Younker goes on to make this critical observation:
It is interesting to note how, once an idea gets into the literature, it can become entrenched in conventional scholarly thinking. I remember doing research on the ancient site of Hama in Syria. As I was reading through the excavation reports (published in French), I came across a reference to a figurine from the 2nd millennium which the excavator thought must be a horse, but the strange hump in the middle of its back made one think of a camel. I looked at the photograph and the figurine was obviously that of a camel! This scholar was so influenced by the idea that camels were not used until the 1st millennium, that when he found a figurine of one in the second millennium, he felt compelled to call it a horse! This is a classic example of circular reasoning.

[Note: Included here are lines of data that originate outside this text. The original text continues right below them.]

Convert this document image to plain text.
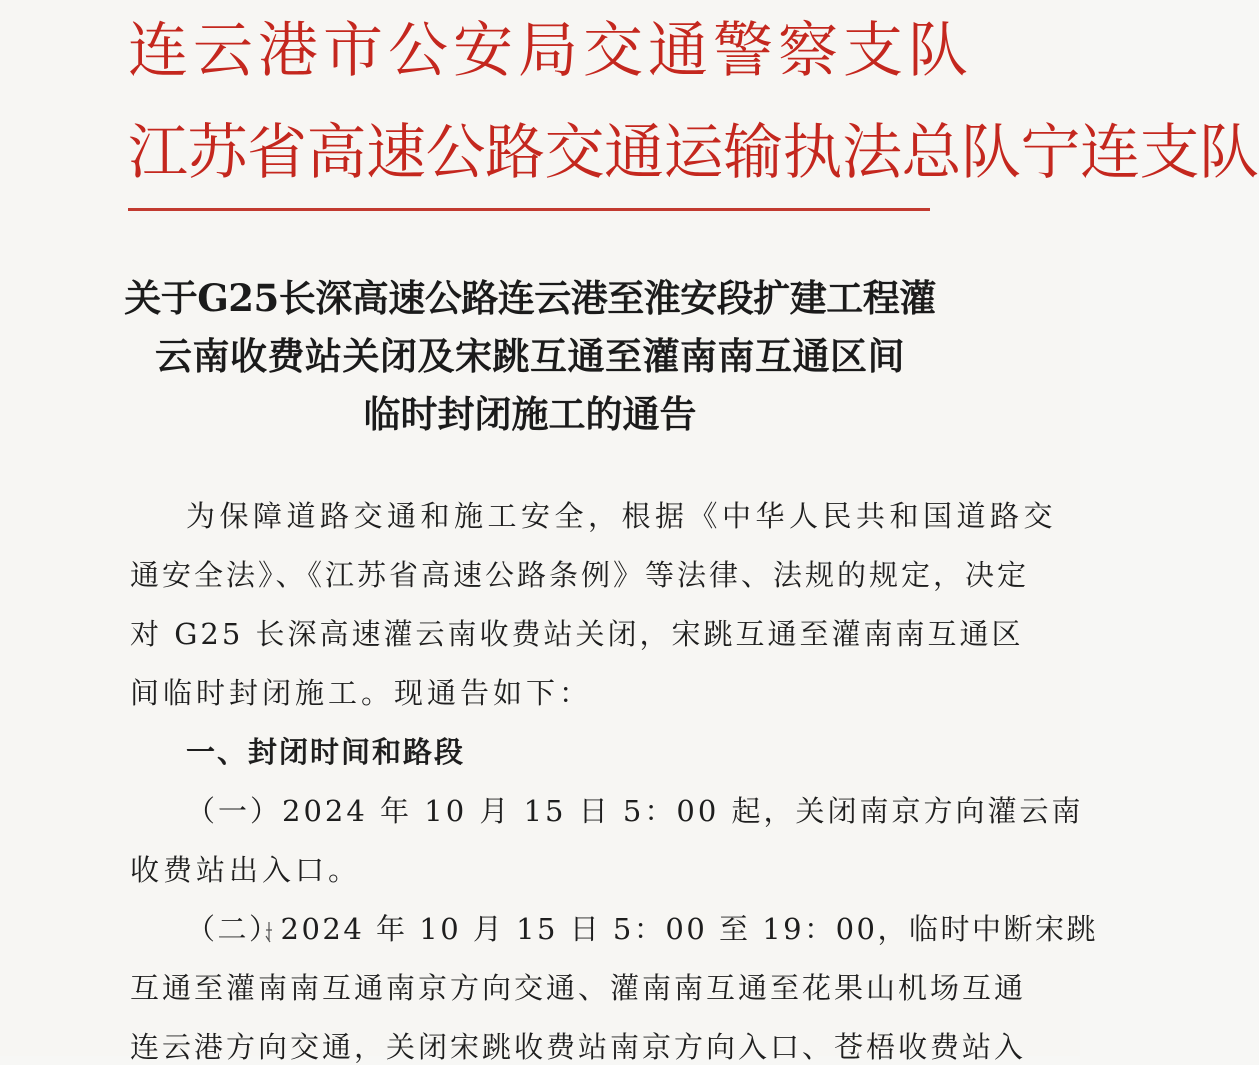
连云港市公安局交通警察支队
江苏省高速公路交通运输执法总队宁连支队
关于G25长深高速公路连云港至淮安段扩建工程灌
云南收费站关闭及宋跳互通至灌南南互通区间
临时封闭施工的通告
为保障道路交通和施工安全，根据《中华人民共和国道路交
通安全法》、《江苏省高速公路条例》等法律、法规的规定，决定
对 G25 长深高速灌云南收费站关闭，宋跳互通至灌南南互通区
间临时封闭施工。现通告如下：
一、封闭时间和路段
（一）2024 年 10 月 15 日 5：00 起，关闭南京方向灌云南
收费站出入口。
（二）2024 年 10 月 15 日 5：00 至 19：00，临时中断宋跳
互通至灌南南互通南京方向交通、灌南南互通至花果山机场互通
连云港方向交通，关闭宋跳收费站南京方向入口、苍梧收费站入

And that’s the great irony in all this: though I am not an archaeologist, it would seem to me that out of all disciplines, an archaeologist would be the least likely person to draw sweeping conclusions about what didn’t or couldn’t have taken place. After all, there is always more to dig up, isn’t there? Today’s conclusions can often be tomorrow’s fodder. So perhaps humility is in order (much to the chagrin of Time, National Geographic, CNN, et. al, who have been eager to proclaim the death of biblical accuracy in light of this recent “discovery”).